This kind of headline or link would likely get quite a few clicks as members of academe browse the virtual newsstand. Some purists, or are they Puritans, no doubt frown at the Internet habits of successful professionals, but is it really any better to author or consume articles with colons? Are they more serious, even as their titles, if not revelatory of, with the fine print that follows, deal also with death, sex, murder, all those good ingredients of literature and the bible that have been a mainstay practically ever since dinosaurs stopped walking on this earth?
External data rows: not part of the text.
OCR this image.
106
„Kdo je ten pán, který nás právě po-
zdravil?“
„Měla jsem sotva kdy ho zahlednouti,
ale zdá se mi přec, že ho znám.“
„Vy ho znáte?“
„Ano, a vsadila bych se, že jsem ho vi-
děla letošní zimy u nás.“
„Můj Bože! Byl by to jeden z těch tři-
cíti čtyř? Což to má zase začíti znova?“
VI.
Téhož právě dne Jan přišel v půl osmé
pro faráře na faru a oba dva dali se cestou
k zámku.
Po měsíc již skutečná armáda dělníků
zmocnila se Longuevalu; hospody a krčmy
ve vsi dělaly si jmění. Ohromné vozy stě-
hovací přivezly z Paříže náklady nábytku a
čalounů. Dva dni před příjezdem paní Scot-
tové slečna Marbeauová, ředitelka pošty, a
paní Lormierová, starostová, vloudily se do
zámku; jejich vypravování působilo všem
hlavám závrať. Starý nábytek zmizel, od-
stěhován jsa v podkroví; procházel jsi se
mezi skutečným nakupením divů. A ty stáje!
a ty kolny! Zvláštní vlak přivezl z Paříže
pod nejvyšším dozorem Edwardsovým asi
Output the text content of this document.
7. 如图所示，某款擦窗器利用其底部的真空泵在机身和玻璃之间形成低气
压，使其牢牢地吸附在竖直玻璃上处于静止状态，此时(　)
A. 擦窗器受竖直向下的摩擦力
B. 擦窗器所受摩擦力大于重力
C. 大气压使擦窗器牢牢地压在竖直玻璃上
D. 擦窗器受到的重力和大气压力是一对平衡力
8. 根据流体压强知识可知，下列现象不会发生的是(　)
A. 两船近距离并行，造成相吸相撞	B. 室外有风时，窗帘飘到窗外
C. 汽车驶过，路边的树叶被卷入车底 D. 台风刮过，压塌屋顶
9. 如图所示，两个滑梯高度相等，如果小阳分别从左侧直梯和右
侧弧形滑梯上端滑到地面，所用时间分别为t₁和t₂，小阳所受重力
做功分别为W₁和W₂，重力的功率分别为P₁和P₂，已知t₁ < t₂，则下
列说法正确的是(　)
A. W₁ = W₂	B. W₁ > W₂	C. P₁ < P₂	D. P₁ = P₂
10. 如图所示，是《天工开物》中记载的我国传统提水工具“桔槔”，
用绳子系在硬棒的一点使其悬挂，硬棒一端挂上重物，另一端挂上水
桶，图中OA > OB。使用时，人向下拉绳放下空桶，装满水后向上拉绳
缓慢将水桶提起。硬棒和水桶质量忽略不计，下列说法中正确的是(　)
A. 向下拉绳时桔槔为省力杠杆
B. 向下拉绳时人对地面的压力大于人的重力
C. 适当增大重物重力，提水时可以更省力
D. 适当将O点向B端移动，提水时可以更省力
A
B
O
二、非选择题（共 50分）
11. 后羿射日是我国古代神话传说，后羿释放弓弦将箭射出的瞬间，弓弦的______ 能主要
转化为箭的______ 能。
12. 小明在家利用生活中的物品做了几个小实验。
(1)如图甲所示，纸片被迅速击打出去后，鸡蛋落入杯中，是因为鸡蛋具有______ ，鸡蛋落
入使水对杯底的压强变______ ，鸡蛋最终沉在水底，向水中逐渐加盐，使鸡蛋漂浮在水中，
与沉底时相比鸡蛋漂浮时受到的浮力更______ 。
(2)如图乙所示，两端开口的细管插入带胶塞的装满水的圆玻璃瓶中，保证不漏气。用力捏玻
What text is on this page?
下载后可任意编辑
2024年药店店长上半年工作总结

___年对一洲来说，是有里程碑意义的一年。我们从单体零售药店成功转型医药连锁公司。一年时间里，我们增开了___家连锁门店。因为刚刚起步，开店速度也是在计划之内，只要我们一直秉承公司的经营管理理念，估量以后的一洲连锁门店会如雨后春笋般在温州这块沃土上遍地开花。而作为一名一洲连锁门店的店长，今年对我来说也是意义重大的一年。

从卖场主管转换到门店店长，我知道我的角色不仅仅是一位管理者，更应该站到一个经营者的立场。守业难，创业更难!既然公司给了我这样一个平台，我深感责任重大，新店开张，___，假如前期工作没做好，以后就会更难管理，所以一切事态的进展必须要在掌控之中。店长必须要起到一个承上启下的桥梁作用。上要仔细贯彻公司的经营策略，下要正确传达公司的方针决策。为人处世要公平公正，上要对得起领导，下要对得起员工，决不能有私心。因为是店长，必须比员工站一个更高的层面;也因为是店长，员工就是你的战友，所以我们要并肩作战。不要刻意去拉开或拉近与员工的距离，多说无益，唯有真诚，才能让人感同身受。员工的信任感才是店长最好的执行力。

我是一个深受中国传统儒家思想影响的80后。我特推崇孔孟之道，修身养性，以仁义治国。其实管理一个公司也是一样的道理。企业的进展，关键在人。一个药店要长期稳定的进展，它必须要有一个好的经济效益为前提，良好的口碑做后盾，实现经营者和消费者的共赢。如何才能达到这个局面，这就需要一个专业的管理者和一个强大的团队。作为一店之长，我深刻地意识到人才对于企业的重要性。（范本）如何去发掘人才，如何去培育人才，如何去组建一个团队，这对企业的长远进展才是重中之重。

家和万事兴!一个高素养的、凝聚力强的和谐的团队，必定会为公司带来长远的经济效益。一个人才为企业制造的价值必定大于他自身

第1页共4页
What I am getting at is that headlines in academe, especially those related to news and opinions, are often attention-getting. And why should they not to be? Why would anyone of reasonable faculties think enticing headlines are a bad thing? In fact, they add some much needed levity and also entertainment to the field of higher education. Academe is not a contact sport, so let the tongues in writing duel.
Authors have long known that one must entertain first in order to instruct, if one so wishes, second. Graham Greene is a perfect example, and even his entertainments, as he labeled them, are serious works. Faculty know the importance of entertaining to be able to reach students. No, I am not suggesting that chemistry faculty must juggle Bunsen burners to entice students to embrace the valence of elements. Nor am I going to dilute, slow down, or elevate this commentary by going into Bergsonian theories of laughter and the incongruous to justify academicians seeking and wanting their own National Enquirer or People Magazine.
I say let’s hear it for more entertaining and “outrageous” headlines. We have not yet reached the saturation point in academe and I suspect even the most learned and serious among us will find some fascination with headlines such as “Faculty Member Dips Elbow Patches in Parking Lot Paint,” just to make one up, and if the attraction factor is such that a person will click and at least skim or scan the article, more information and opinions are distributed than if we are faced with headings as exciting as those generated by many textbook publishers still–inside their publications.
So if you see “Harvard To Hire 95% Conservatives,” “Ice Cream Truck Runs Over Archeologist,” “Faculty Dancing at Baylor University,” “Ambidextrous Dean Decides to Can Right-Hand Man,” click and read. I know I will.